This may seem like a strange question, but here goes. I’m looking for a computationally efficient way to represent a set of sequences in a 2D space. For example, imagine that we have 10,000 DNA barcodes. I could compute a tree, but (a) that get’s computationally hard (if it doesn’t seem hard, make it 100,000, or 1M), and (b) a tree drawing isn’t stable in the sense that there’s no global coordinate system that helps us compare trees for different subsets of data.
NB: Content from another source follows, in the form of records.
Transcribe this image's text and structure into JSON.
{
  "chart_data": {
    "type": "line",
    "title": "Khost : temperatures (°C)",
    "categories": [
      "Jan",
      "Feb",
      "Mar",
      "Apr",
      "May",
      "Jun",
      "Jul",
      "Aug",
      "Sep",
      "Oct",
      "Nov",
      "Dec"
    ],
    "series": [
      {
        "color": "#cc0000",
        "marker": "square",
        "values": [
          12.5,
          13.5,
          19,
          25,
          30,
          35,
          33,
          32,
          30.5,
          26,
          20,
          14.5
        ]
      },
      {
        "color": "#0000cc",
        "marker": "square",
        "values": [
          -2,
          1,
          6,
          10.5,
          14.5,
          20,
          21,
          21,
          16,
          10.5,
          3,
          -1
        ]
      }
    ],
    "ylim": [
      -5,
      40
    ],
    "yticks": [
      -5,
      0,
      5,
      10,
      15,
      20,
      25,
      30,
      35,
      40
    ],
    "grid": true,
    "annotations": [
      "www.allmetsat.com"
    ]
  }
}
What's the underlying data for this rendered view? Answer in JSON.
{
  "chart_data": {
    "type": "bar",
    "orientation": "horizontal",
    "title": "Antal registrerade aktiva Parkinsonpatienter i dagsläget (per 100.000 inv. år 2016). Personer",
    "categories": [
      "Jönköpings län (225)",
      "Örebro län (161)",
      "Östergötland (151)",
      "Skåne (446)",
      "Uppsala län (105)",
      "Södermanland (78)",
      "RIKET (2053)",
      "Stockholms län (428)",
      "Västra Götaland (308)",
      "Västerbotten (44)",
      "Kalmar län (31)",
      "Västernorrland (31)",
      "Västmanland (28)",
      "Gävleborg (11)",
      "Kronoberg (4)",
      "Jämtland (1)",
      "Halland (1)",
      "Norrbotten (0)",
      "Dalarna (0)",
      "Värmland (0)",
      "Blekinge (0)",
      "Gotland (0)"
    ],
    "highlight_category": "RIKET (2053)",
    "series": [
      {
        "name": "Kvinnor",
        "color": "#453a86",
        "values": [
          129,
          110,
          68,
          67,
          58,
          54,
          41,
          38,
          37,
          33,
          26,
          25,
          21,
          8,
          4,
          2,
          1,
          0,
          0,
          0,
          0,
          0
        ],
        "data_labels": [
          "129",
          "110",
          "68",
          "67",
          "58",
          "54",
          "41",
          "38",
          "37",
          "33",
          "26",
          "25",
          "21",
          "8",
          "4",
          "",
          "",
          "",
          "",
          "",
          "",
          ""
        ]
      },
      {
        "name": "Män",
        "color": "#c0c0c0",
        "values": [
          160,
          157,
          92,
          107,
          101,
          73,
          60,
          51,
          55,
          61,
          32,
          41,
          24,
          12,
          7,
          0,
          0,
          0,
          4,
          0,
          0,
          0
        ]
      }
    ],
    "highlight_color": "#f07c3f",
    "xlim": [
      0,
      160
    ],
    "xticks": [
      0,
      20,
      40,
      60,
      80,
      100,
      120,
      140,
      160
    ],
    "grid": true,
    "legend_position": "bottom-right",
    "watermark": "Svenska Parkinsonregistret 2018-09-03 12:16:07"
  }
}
I thought about using something like DNA walks, where we start at 0,0 in a x-y graph, walk along a sequence, and make moves -1, 1 in the x or y direction depending on the next base in the sequence. For example, we could plot the final x,y coordinates at the end of the walk, and we’d have a simple to compute measure that depends solely on the sequence at hand, and which locates a sequence in a shared coordinate space. What I’d really like are broad-brush clusters that are recognisable enough to say “OK, over there are fish, these are insects, that cluster is molluscs”). I’m guessing this might work if there are clade-specific sequence properties such as base-composition, etc., otherwise, not so much.

Hope this doesn’t sound to ridiculous. I’m curious as to whether there’s a method for getting a quick sense of the taxonomic composition of a large set of N sequences that doesn’t require the N^2 comparisons needed to compare the sequences in order to build a tree.